Synergistic effects of fiber/matrix interface wear and fibers fracture on matrix multiple cracking in fiber-reinforced ceramic-matrix composites

In this paper, the synergistic effects of fiber/matrix interface wear and fibers fracture on matrix multiple cracking in fiber-reinforced ceramic-matrix composites (CMCs) are investigated using the critical matrix strain energy (CMSE) criterion. The shear-lag model combined with the fiber/matrix interface wear model, fibers fracture model and the fiber/matrix interface fracture mechanics debonding criterion is adopted to analyze the fiber and matrix axial stress distribution inside of the damaged composite. The relationships between the matrix multiple cracking, fatigue peak stress, applied cyclic number, fiber/matrix interface wear and debonding and fibers failure are established.

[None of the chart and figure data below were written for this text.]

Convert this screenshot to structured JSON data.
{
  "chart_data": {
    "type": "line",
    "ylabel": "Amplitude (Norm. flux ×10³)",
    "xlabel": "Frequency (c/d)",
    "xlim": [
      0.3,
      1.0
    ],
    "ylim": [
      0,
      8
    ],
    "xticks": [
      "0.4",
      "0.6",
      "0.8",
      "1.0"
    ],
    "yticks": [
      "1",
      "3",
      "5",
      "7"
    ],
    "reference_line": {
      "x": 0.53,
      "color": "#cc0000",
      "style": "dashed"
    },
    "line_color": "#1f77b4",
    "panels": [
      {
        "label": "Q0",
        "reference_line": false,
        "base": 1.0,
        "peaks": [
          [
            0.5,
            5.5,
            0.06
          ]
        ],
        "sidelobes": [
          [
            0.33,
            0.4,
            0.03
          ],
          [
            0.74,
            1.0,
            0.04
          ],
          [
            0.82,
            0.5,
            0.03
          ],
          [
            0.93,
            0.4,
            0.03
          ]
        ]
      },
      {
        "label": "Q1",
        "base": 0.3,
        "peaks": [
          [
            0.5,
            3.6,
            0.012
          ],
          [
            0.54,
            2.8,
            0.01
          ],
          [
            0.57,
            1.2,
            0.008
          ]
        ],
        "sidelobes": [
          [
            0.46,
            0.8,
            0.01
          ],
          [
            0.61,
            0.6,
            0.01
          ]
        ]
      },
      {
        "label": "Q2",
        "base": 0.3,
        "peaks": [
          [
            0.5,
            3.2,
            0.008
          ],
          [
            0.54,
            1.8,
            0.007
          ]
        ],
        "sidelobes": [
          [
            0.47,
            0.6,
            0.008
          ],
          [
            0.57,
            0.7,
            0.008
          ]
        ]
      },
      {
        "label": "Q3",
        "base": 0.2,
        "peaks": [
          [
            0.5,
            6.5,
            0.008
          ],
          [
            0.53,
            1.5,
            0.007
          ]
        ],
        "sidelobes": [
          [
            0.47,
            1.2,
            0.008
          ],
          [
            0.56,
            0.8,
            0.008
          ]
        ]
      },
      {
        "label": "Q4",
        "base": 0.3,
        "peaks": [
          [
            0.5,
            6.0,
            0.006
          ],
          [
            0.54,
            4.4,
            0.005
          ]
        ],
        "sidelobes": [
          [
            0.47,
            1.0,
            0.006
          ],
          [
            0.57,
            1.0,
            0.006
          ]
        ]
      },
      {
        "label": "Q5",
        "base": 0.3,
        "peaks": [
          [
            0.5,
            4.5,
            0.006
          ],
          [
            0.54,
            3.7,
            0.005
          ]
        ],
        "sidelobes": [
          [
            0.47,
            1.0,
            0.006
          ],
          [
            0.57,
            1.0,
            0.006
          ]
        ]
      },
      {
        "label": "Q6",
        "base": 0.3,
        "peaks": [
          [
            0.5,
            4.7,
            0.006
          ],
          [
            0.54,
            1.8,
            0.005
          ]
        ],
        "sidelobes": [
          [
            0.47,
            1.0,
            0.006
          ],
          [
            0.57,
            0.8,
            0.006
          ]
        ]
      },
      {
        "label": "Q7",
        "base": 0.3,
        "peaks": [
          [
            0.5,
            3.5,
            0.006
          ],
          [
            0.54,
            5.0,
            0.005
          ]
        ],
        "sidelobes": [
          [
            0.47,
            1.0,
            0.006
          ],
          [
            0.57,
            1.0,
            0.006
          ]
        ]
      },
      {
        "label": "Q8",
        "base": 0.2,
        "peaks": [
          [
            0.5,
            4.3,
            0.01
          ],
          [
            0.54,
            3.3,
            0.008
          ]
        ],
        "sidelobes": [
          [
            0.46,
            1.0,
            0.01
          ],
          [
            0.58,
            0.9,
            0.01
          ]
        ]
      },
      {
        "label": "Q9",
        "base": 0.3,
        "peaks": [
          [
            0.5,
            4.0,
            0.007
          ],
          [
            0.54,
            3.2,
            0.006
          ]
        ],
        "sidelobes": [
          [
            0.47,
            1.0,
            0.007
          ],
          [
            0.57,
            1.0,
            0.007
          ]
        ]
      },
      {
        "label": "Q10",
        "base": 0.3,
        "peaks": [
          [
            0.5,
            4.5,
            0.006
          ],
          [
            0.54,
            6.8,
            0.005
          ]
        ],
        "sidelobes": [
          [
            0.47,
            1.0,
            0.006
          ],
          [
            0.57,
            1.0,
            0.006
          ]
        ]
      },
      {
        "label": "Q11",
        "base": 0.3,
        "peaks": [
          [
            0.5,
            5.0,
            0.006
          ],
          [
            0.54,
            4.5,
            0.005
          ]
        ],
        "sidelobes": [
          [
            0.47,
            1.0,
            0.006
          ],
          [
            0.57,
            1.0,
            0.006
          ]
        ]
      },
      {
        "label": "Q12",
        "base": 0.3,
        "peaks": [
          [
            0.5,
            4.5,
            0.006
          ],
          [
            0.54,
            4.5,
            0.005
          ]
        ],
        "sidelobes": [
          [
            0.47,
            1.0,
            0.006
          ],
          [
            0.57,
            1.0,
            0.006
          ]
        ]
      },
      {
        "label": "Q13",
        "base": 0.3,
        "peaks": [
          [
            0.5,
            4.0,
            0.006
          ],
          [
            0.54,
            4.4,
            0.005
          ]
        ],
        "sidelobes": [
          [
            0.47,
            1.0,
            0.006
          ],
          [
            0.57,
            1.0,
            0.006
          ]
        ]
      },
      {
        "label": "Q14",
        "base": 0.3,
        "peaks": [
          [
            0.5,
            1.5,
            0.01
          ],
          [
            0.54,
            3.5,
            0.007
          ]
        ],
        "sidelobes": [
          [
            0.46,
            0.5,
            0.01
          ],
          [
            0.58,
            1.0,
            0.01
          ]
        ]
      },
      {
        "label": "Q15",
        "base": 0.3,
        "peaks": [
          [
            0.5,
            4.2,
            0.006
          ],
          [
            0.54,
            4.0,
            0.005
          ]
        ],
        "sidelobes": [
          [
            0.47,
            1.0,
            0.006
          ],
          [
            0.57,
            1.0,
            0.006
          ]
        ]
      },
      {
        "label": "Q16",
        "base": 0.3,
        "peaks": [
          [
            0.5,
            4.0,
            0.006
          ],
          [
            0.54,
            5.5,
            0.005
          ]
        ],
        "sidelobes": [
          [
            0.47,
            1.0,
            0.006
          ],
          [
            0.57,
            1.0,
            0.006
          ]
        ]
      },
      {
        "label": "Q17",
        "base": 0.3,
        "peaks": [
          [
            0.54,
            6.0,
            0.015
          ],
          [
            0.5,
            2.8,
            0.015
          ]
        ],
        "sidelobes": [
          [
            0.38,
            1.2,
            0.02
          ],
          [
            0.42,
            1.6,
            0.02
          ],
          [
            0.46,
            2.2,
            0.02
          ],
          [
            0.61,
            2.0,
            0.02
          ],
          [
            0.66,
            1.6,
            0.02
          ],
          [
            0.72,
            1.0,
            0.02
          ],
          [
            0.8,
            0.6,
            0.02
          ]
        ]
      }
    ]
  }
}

The effects of fiber volume fraction, fiber/matrix interface shear stress, fiber/matrix interface debonded energy, cycle number, fatigue peak stress and fibers strength on matrix multiple cracking evolution are discussed. Comparisons of matrix multiple cracking with/without cyclic fatigue loading are analyzed. The experimental multiple matrix cracking of unidirectional SiC/CAS, SiC/CAS-II, SiC/Borosilicate and mini-SiC/SiC composites with/without cyclic fatigue loading are predicted.